On Writing: Common Mistakes Of Fledgling Writers 5
Flat or Sloppy Dialogue - How To Make Written Speech Dynamic
Ten Shun! Today we are going to talk about talking.
That is, the subject of dialogue - one of the trickiest-to-handle instruments in the writer’s toolbox.
Dialogue, like everything else in a novel, needs to be moving the story forward, or establishing character or illustrating conflict or doing something.
It's not just there to fill the pages.
Dialogue is conflict, a battle between two characters to seize control of reality or to get what they want.

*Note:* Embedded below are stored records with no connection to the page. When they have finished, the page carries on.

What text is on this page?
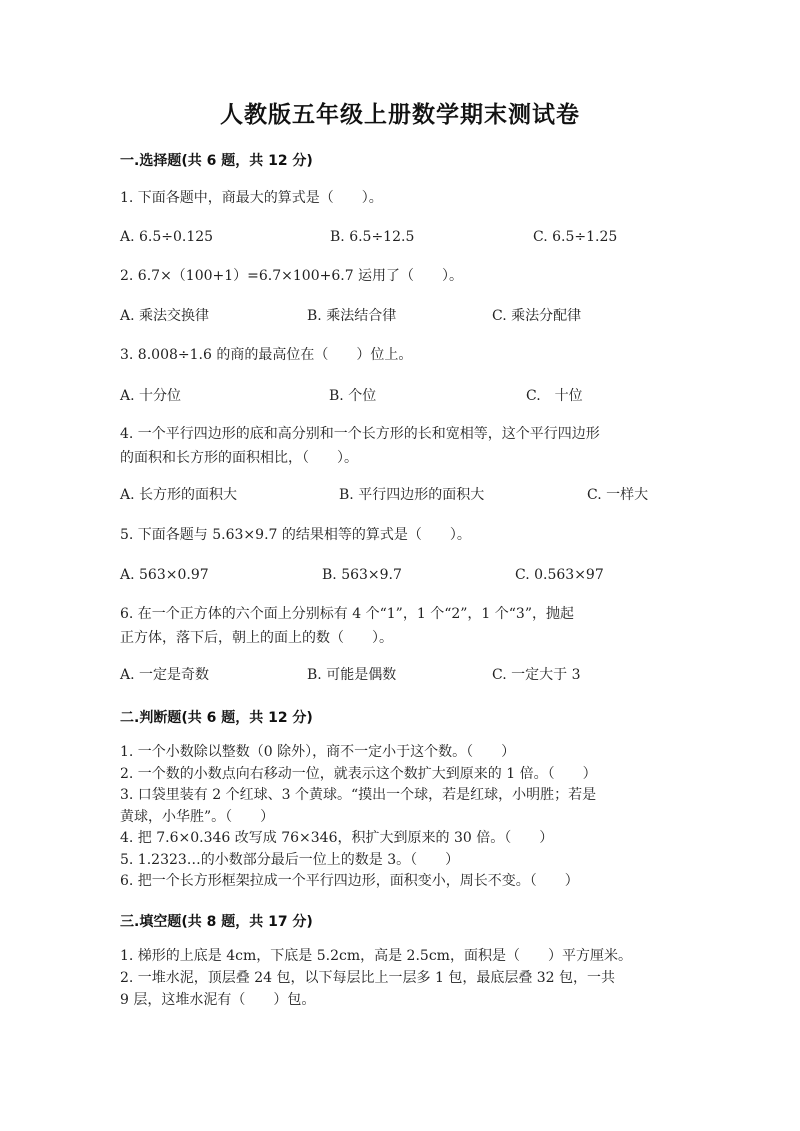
人教版五年级上册数学期末测试卷
一.选择题(共 6 题，共 12 分)
1. 下面各题中，商最大的算式是（　　）。
A. 6.5÷0.125	B. 6.5÷12.5	C. 6.5÷1.25
2. 6.7×（100+1）=6.7×100+6.7 运用了（　　）。
A. 乘法交换律	B. 乘法结合律	C. 乘法分配律
3. 8.008÷1.6 的商的最高位在（　　）位上。
A. 十分位	B. 个位	C.　十位
4. 一个平行四边形的底和高分别和一个长方形的长和宽相等，这个平行四边形
的面积和长方形的面积相比，（　　）。
A. 长方形的面积大	B. 平行四边形的面积大	C. 一样大
5. 下面各题与 5.63×9.7 的结果相等的算式是（　　）。
A. 563×0.97	B. 563×9.7	C. 0.563×97
6. 在一个正方体的六个面上分别标有 4 个“1”，1 个“2”，1 个“3”，抛起
正方体，落下后，朝上的面上的数（　　）。
A. 一定是奇数	B. 可能是偶数	C. 一定大于 3
二.判断题(共 6 题，共 12 分)
1. 一个小数除以整数（0 除外），商不一定小于这个数。（　　）
2. 一个数的小数点向右移动一位，就表示这个数扩大到原来的 1 倍。（　　）
3. 口袋里装有 2 个红球、3 个黄球。“摸出一个球，若是红球，小明胜；若是
黄球，小华胜”。（　　）
4. 把 7.6×0.346 改写成 76×346，积扩大到原来的 30 倍。（　　）
5. 1.2323…的小数部分最后一位上的数是 3。（　　）
6. 把一个长方形框架拉成一个平行四边形，面积变小，周长不变。（　　）
三.填空题(共 8 题，共 17 分)
1. 梯形的上底是 4cm，下底是 5.2cm，高是 2.5cm，面积是（　　）平方厘米。
2. 一堆水泥，顶层叠 24 包，以下每层比上一层多 1 包，最底层叠 32 包，一共
9 层，这堆水泥有（　　）包。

Or it is exposition, but this is something to be careful with - because exposition. although necessary, is usually rather boring.
Dialogue – at least bad dialogue - is easy to do, and a lot of writers fill their first draft with dialogue. But it is very hard to do well, or teach effectively, because it is so subtle. It is like teaching music. But in this case the only instrument is your ear – and your laptop.
It’s quite a good idea to read it out loud or get someone to read it to you, because of its musical nature. Or read plays to pick up tips ( playwrights are the masters of dialogue ).
‘ Each phrase of each sentence, like an air or a recitative in music, should be so artfully compounded out of long and short, out of accented and unaccented, as to gratify the sensual ear. And of this the ear is the sole judge. It is impossible to lay down rules’. - John Gardner
Dialogue is like a rose bush and also like a novel in itself – it improves with pruning. Get the air out - as with your prose. This may make it unrealistically ‘ on point’’ but you don’t want realistic speech, you want speech that moves the story along.
The central thing to understand about dialogue is that it isn’t just an exchange of factual information. Although there is information exchange when people speak that is only one of the many functions of speech. People lie and evade as they speak, both to others and to their selves.